Ya, hari pembalasan itu adanya setelah kehidupan ini. Jangan dikira setelah mati di dunia tidak dihidupkan lagi oleh Allah di akhirat. Karena mati terjadi dua kali, sebagaimana hidup juga dua kali (Qs. Ghāfir [40]: 11). Sebelum ini kita memang mati, kemudian dihidupkan. Nanti akan dihidupkan di akhirat, setelah hidup kita sekarang ini. Di akhirat itu kita akan di-ḥisāb (hitung amal), kata ‘Abdullāh ibn Mas’ūd. Dan kita akan diberi balasan setimpal (jazā’), kata ‘Abdullāh ibn ‘Abbās. Dan pada yaum al-dīn Allah lah satu-satunya penguasa. Dialah raja tunggal, mālik yaum al-dīn: yang berhak menghitung amal dan memberi balasan. Dan itu terjadi setelah mati dari dunia ini. Benarlah peringatan khalifah ‘Umar ibn al-Khaṭṭāb, “Hari ini adalah waktu beramal, minus hisab. Nanti di akhirat waktu hisab, minus beramal.”

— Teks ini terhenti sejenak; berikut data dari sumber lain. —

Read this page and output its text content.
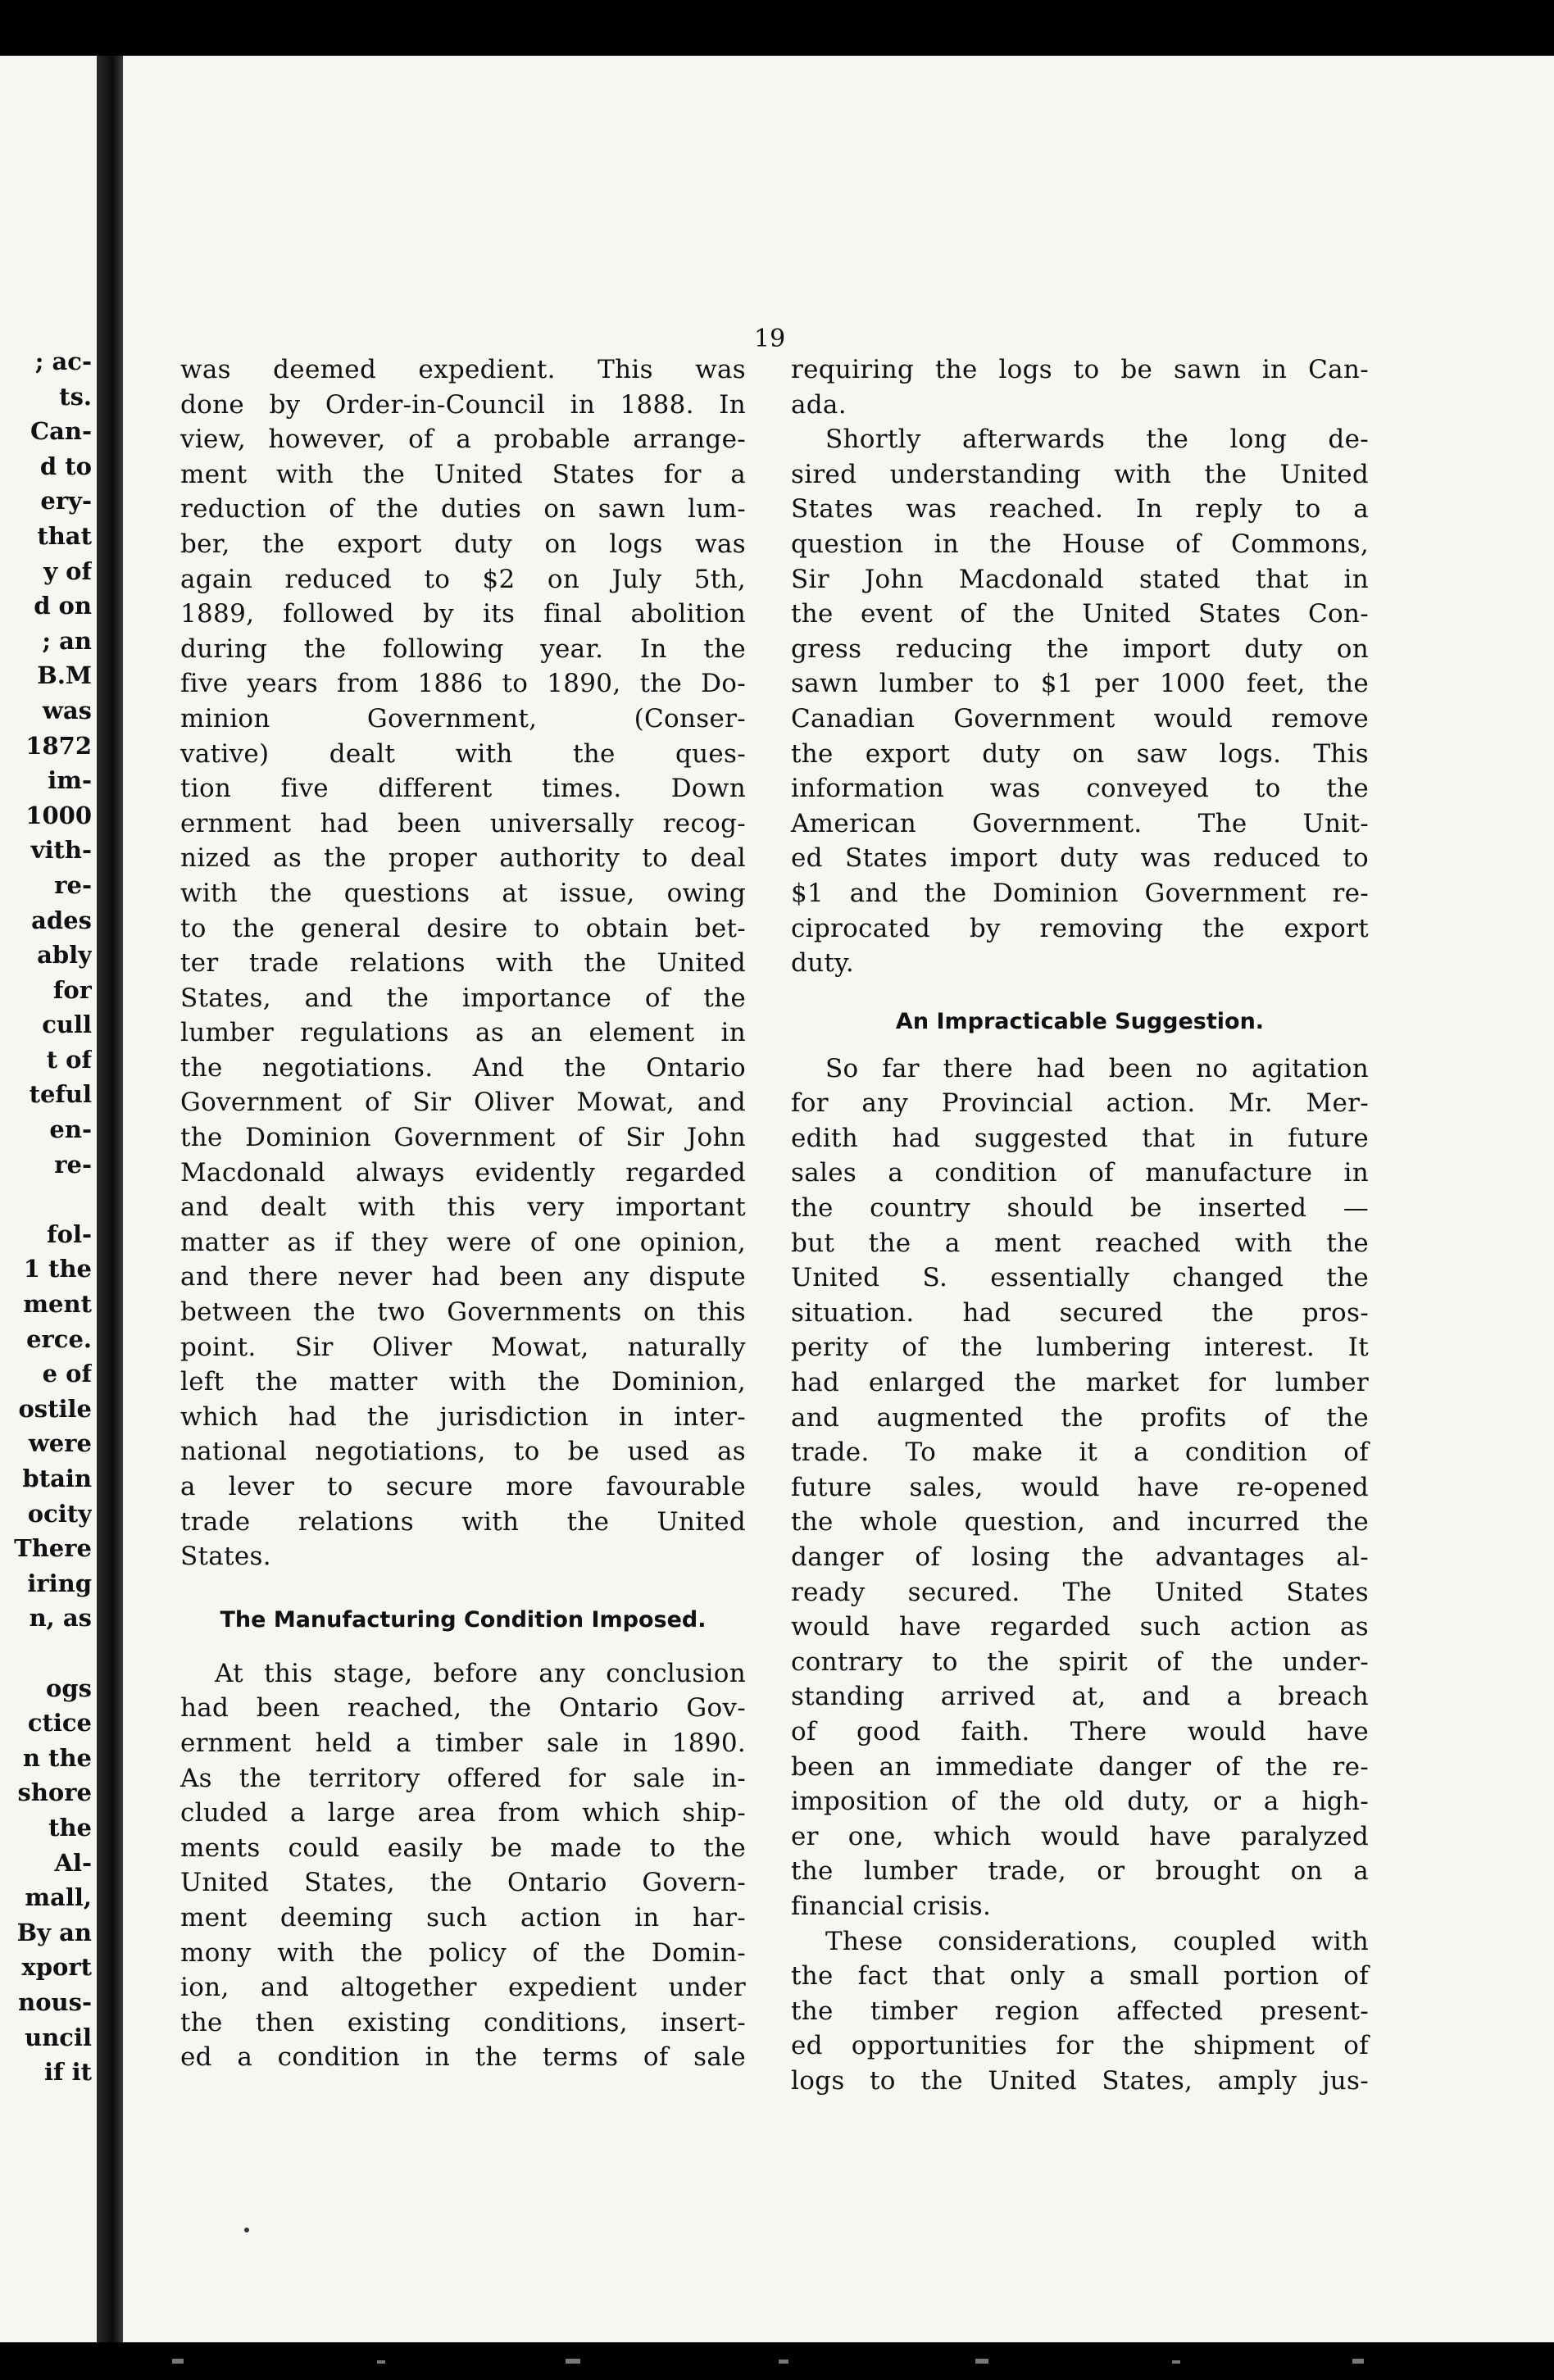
; ac-
ts.
Can-
d to
ery-
that
y of
d on
; an
B.M
was
1872
im-
1000
vith-
re-
ades
ably
for
cull
t of
teful
en-
re-
fol-
1 the
ment
erce.
e of
ostile
were
btain
ocity
There
iring
n, as
ogs
ctice
n the
shore
the
Al-
mall,
By an
xport
nous-
uncil
if it
19
was deemed expedient. This was
done by Order-in-Council in 1888. In
view, however, of a probable arrange-
ment with the United States for a
reduction of the duties on sawn lum-
ber, the export duty on logs was
again reduced to $2 on July 5th,
1889, followed by its final abolition
during the following year. In the
five years from 1886 to 1890, the Do-
minion Government, (Conser-
vative) dealt with the ques-
tion five different times. Down
ernment had been universally recog-
nized as the proper authority to deal
with the questions at issue, owing
to the general desire to obtain bet-
ter trade relations with the United
States, and the importance of the
lumber regulations as an element in
the negotiations. And the Ontario
Government of Sir Oliver Mowat, and
the Dominion Government of Sir John
Macdonald always evidently regarded
and dealt with this very important
matter as if they were of one opinion,
and there never had been any dispute
between the two Governments on this
point. Sir Oliver Mowat, naturally
left the matter with the Dominion,
which had the jurisdiction in inter-
national negotiations, to be used as
a lever to secure more favourable
trade relations with the United
States.
The Manufacturing Condition Imposed.
At this stage, before any conclusion
had been reached, the Ontario Gov-
ernment held a timber sale in 1890.
As the territory offered for sale in-
cluded a large area from which ship-
ments could easily be made to the
United States, the Ontario Govern-
ment deeming such action in har-
mony with the policy of the Domin-
ion, and altogether expedient under
the then existing conditions, insert-
ed a condition in the terms of sale
requiring the logs to be sawn in Can-
ada.
Shortly afterwards the long de-
sired understanding with the United
States was reached. In reply to a
question in the House of Commons,
Sir John Macdonald stated that in
the event of the United States Con-
gress reducing the import duty on
sawn lumber to $1 per 1000 feet, the
Canadian Government would remove
the export duty on saw logs. This
information was conveyed to the
American Government. The Unit-
ed States import duty was reduced to
$1 and the Dominion Government re-
ciprocated by removing the export
duty.
An Impracticable Suggestion.
So far there had been no agitation
for any Provincial action. Mr. Mer-
edith had suggested that in future
sales a condition of manufacture in
the country should be inserted —
but the a ment reached with the
United S. essentially changed the
situation. had secured the pros-
perity of the lumbering interest. It
had enlarged the market for lumber
and augmented the profits of the
trade. To make it a condition of
future sales, would have re-opened
the whole question, and incurred the
danger of losing the advantages al-
ready secured. The United States
would have regarded such action as
contrary to the spirit of the under-
standing arrived at, and a breach
of good faith. There would have
been an immediate danger of the re-
imposition of the old duty, or a high-
er one, which would have paralyzed
the lumber trade, or brought on a
financial crisis.
These considerations, coupled with
the fact that only a small portion of
the timber region affected present-
ed opportunities for the shipment of
logs to the United States, amply jus-
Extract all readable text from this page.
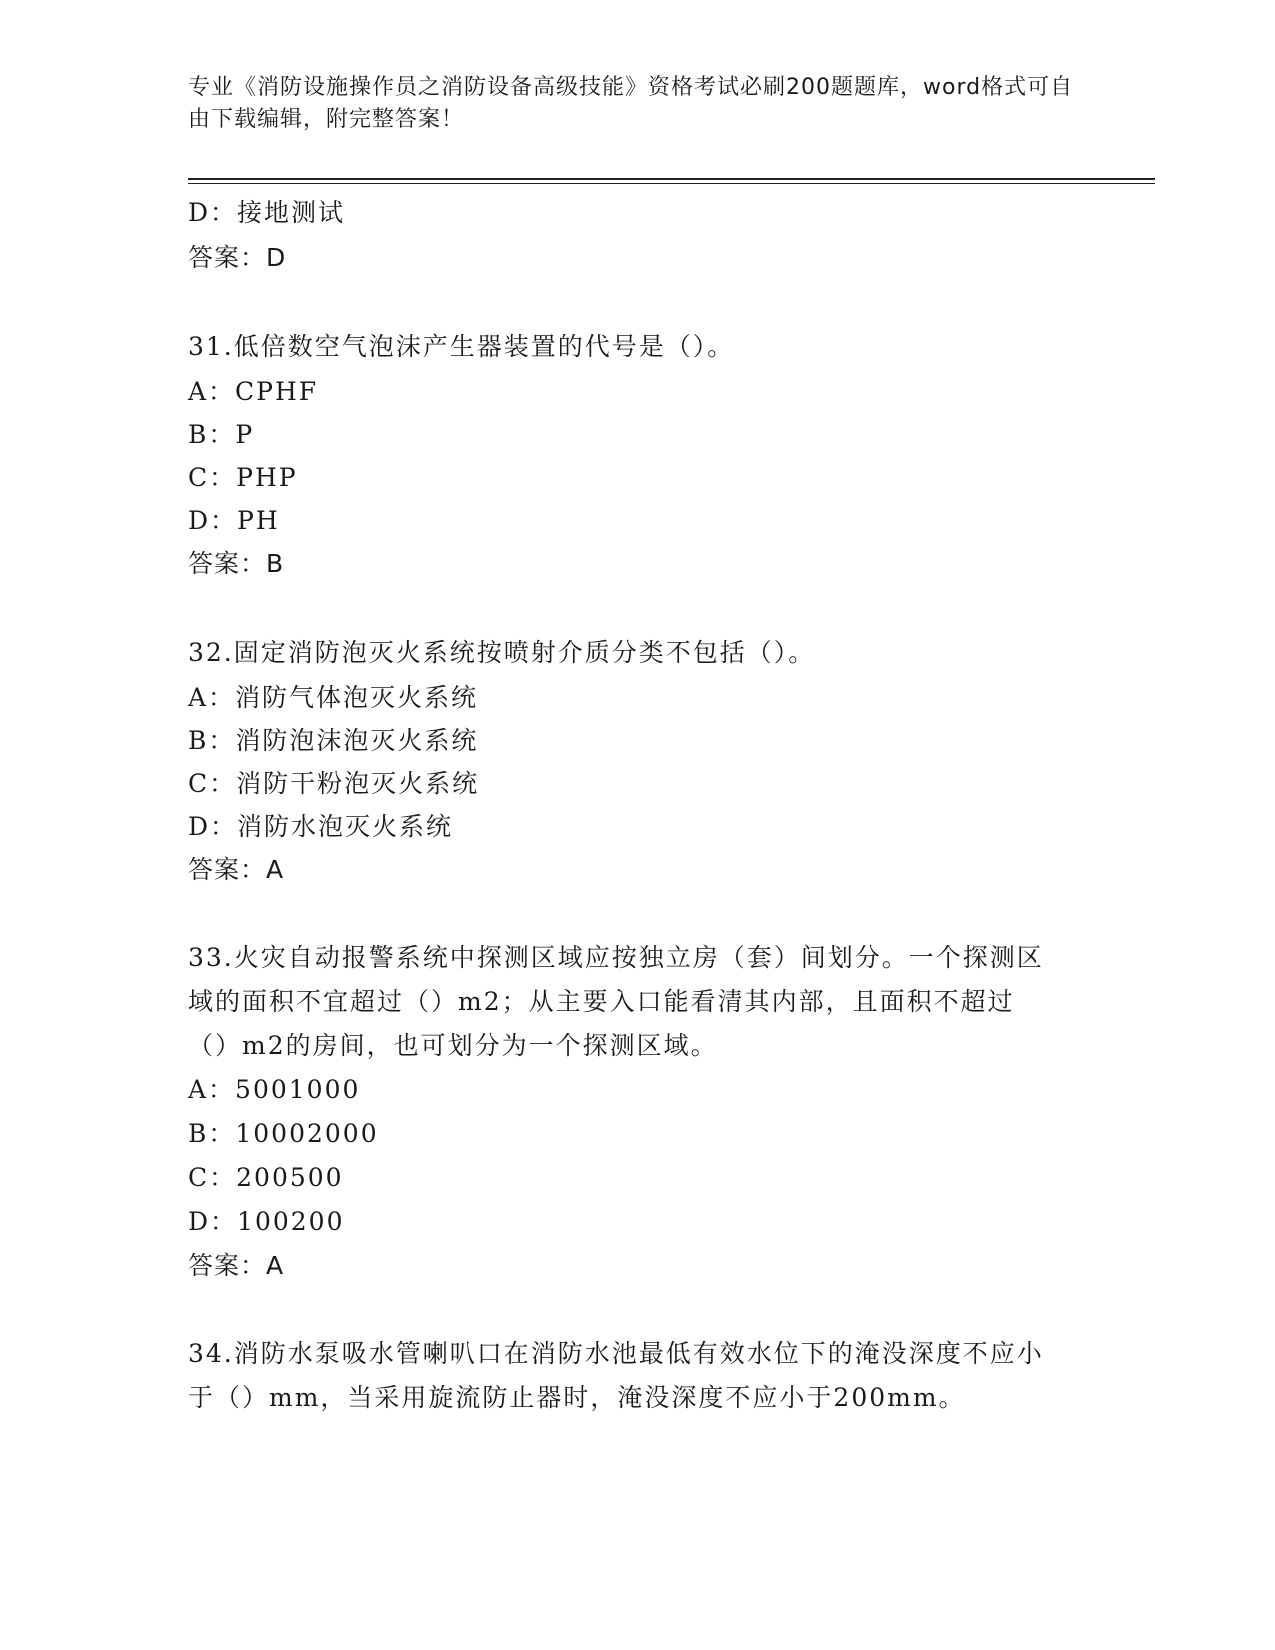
专业《消防设施操作员之消防设备高级技能》资格考试必刷200题题库，word格式可自由下载编辑，附完整答案！
D：接地测试
答案：D
31.低倍数空气泡沫产生器装置的代号是（）。
A：CPHF
B：P
C：PHP
D：PH
答案：B
32.固定消防泡灭火系统按喷射介质分类不包括（）。
A：消防气体泡灭火系统
B：消防泡沫泡灭火系统
C：消防干粉泡灭火系统
D：消防水泡灭火系统
答案：A
33.火灾自动报警系统中探测区域应按独立房（套）间划分。一个探测区域的面积不宜超过（）m2；从主要入口能看清其内部，且面积不超过（）m2的房间，也可划分为一个探测区域。
A：5001000
B：10002000
C：200500
D：100200
答案：A
34.消防水泵吸水管喇叭口在消防水池最低有效水位下的淹没深度不应小于（）mm，当采用旋流防止器时，淹没深度不应小于200mm。
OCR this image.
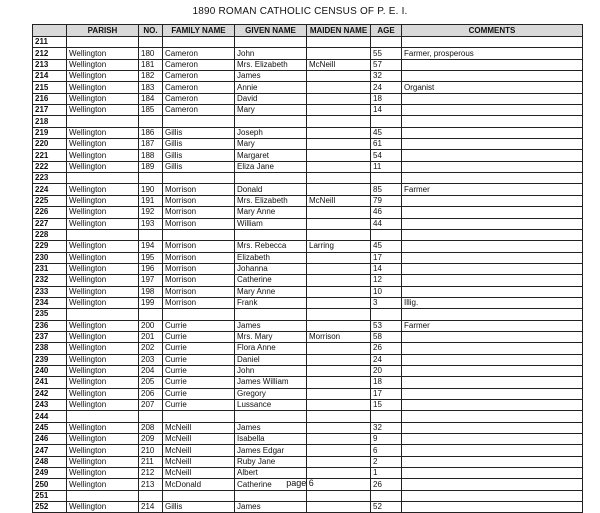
1890 ROMAN CATHOLIC CENSUS OF P. E. I.
	PARISH	NO.	FAMILY NAME	GIVEN NAME	MAIDEN NAME	AGE	COMMENTS
211							
212	Wellington	180	Cameron	John		55	Farmer, prosperous
213	Wellington	181	Cameron	Mrs. Elizabeth	McNeill	57	
214	Wellington	182	Cameron	James		32	
215	Wellington	183	Cameron	Annie		24	Organist
216	Wellington	184	Cameron	David		18	
217	Wellington	185	Cameron	Mary		14	
218							
219	Wellington	186	Gillis	Joseph		45	
220	Wellington	187	Gillis	Mary		61	
221	Wellington	188	Gillis	Margaret		54	
222	Wellington	189	Gillis	Eliza Jane		11	
223							
224	Wellington	190	Morrison	Donald		85	Farmer
225	Wellington	191	Morrison	Mrs. Elizabeth	McNeill	79	
226	Wellington	192	Morrison	Mary Anne		46	
227	Wellington	193	Morrison	William		44	
228							
229	Wellington	194	Morrison	Mrs. Rebecca	Larring	45	
230	Wellington	195	Morrison	Elizabeth		17	
231	Wellington	196	Morrison	Johanna		14	
232	Wellington	197	Morrison	Catherine		12	
233	Wellington	198	Morrison	Mary Anne		10	
234	Wellington	199	Morrison	Frank		3	Illig.
235							
236	Wellington	200	Currie	James		53	Farmer
237	Wellington	201	Currie	Mrs. Mary	Morrison	58	
238	Wellington	202	Currie	Flora Anne		26	
239	Wellington	203	Currie	Daniel		24	
240	Wellington	204	Currie	John		20	
241	Wellington	205	Currie	James William		18	
242	Wellington	206	Currie	Gregory		17	
243	Wellington	207	Currie	Lussance		15	
244							
245	Wellington	208	McNeill	James		32	
246	Wellington	209	McNeill	Isabella		9	
247	Wellington	210	McNeill	James Edgar		6	
248	Wellington	211	McNeill	Ruby Jane		2	
249	Wellington	212	McNeill	Albert		1	
250	Wellington	213	McDonald	Catherine		26	
251							
252	Wellington	214	Gillis	James		52	
page 6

Mālik yaum al-dīn mengingatkan kita bahwa hari ini bukan akhir. Dunia adalah waktu yang paling dekat (adnā), karena usia manusia tak panjang. Dunia juga tempat yang paling hina (danī’ah) dan lembah kehinaan (danā’ah) bagi yang jatuh ke “pelukannya” dan menjadi korban “sengatannya”. Itu sebabnya Rasulullah Shallallahu ‘Alaihi Wassalam memberi nasehat indah kepada ‘Abdullāh ibn ‘Umar ibn al-Khaṭṭāb, “Hiduplah di dunia ini laksana orang asing atau seorang musafir yang hanya mampir.”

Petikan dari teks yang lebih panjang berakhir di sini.